Можно победить коррупцию высокой заработной платой? - Она настолько высокой быть все равно не может 

Светлана Бошно: Дезавуирую немного дискуссию о том, что можно победить коррупцию высокой заработной платой, потому что она настолько высокой быть все равно не может. У нас есть члены Совета Федерации, которые декларируют 1,5 миллиарда в год. А как же можно добиться такой заработной платы, чтобы искушение как мы минимизировать?

Константин Точилин: Денег много не бывает, как известно.

Светлана Бошно: Да, не бывает.

Марина Калинина: Иван Николаевич, что вы скажете по уровню коррупционности всяких отраслей нашей жизни?

Константин Точилин: В вашем "хит-параде" кто на первом месте?

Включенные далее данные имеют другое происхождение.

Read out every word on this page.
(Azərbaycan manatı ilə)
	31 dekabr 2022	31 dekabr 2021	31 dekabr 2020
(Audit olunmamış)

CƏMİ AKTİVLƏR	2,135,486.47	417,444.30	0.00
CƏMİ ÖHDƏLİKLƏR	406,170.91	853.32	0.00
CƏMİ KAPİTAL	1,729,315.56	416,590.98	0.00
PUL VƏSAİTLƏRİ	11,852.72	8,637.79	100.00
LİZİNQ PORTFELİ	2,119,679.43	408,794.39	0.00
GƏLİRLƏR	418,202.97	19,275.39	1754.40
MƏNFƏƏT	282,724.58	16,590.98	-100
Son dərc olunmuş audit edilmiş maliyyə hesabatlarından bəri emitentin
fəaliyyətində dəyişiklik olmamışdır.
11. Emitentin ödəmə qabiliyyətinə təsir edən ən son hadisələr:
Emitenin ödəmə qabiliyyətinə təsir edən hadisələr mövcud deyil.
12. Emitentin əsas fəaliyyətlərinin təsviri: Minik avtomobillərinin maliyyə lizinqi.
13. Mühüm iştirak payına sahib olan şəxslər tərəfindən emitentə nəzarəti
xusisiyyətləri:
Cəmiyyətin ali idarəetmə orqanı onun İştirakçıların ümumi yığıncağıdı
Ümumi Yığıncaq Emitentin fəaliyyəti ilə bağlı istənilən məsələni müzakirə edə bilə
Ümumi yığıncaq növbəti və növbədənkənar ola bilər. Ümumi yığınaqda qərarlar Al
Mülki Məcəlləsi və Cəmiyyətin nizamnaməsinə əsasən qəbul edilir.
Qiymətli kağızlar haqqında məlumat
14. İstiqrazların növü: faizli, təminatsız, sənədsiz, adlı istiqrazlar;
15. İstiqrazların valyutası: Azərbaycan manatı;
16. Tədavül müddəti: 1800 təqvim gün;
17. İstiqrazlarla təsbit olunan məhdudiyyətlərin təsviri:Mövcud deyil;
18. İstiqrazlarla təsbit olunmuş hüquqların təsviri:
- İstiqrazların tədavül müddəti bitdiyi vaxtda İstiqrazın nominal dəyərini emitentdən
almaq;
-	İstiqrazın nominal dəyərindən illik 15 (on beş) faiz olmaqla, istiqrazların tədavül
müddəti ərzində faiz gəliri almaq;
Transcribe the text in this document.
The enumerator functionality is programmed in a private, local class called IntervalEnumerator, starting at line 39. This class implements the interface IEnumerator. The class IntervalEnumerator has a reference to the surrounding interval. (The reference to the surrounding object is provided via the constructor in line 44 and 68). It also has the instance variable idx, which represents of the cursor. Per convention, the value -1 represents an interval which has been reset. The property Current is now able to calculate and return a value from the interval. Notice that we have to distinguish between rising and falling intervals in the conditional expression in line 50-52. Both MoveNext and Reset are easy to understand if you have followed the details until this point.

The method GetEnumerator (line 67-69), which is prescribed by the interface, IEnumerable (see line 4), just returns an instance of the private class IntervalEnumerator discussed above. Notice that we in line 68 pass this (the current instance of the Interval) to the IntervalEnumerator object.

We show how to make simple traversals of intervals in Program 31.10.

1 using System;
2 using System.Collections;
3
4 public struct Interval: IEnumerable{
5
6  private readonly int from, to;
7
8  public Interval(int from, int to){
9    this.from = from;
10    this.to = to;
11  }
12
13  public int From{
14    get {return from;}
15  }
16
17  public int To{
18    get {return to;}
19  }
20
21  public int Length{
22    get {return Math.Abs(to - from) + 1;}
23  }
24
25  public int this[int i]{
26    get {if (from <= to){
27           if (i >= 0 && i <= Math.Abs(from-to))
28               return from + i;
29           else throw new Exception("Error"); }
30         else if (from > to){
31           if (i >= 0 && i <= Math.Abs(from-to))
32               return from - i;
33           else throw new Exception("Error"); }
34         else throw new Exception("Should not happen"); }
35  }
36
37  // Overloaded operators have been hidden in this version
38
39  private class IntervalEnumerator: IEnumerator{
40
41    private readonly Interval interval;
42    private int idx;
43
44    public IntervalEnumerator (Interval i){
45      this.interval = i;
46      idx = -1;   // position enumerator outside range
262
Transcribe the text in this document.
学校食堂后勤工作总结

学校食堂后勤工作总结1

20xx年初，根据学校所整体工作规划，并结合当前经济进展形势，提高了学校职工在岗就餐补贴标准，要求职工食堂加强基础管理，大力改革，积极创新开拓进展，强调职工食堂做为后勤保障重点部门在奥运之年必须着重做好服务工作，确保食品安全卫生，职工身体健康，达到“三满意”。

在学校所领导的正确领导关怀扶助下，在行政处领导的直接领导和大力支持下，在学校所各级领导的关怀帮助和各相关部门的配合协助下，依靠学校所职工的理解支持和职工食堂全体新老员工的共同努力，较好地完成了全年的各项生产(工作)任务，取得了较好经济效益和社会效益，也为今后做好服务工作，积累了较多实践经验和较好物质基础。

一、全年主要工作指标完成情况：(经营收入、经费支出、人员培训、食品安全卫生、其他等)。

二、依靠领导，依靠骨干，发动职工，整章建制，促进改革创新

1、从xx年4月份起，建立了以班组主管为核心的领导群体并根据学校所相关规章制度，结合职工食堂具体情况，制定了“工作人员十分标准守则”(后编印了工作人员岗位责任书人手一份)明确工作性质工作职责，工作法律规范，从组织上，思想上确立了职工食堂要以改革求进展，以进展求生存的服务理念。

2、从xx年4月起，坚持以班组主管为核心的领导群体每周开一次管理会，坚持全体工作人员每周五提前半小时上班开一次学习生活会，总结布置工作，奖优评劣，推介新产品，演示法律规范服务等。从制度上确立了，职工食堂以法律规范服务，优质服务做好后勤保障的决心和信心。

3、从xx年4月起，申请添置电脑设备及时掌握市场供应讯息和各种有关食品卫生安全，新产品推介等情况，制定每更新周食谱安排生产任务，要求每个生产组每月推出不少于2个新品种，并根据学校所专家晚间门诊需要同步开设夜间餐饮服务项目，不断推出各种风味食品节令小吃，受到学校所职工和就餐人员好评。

Иван Соловьев: Бесспорно – сфера госзакупок. Я с коллегой согласен. Здесь у нас в прошлом году 130 тысяч нарушений выявлено. Прокуратура более 2 тысяч исков подала, там огромные суммы – больше 100 миллионов рублей. И, конечно же, сама сфера государственных закупок такова, что одним законом, который ее регулирует, навести порядок там абсолютно невозможно. И учесть все лазейки, которые используют у нас те люди, которые ответственны за госзаказ, тоже невозможно. Здесь, конечно, вопрос в эффективной профилактике – в создании таких условий, когда коррупционное поведение будет невыгодно, когда возможные потери от того, что человек хочет что-то "отщипнуть" от государственного заказа, будут выше, чем та выгода, которую он может получить.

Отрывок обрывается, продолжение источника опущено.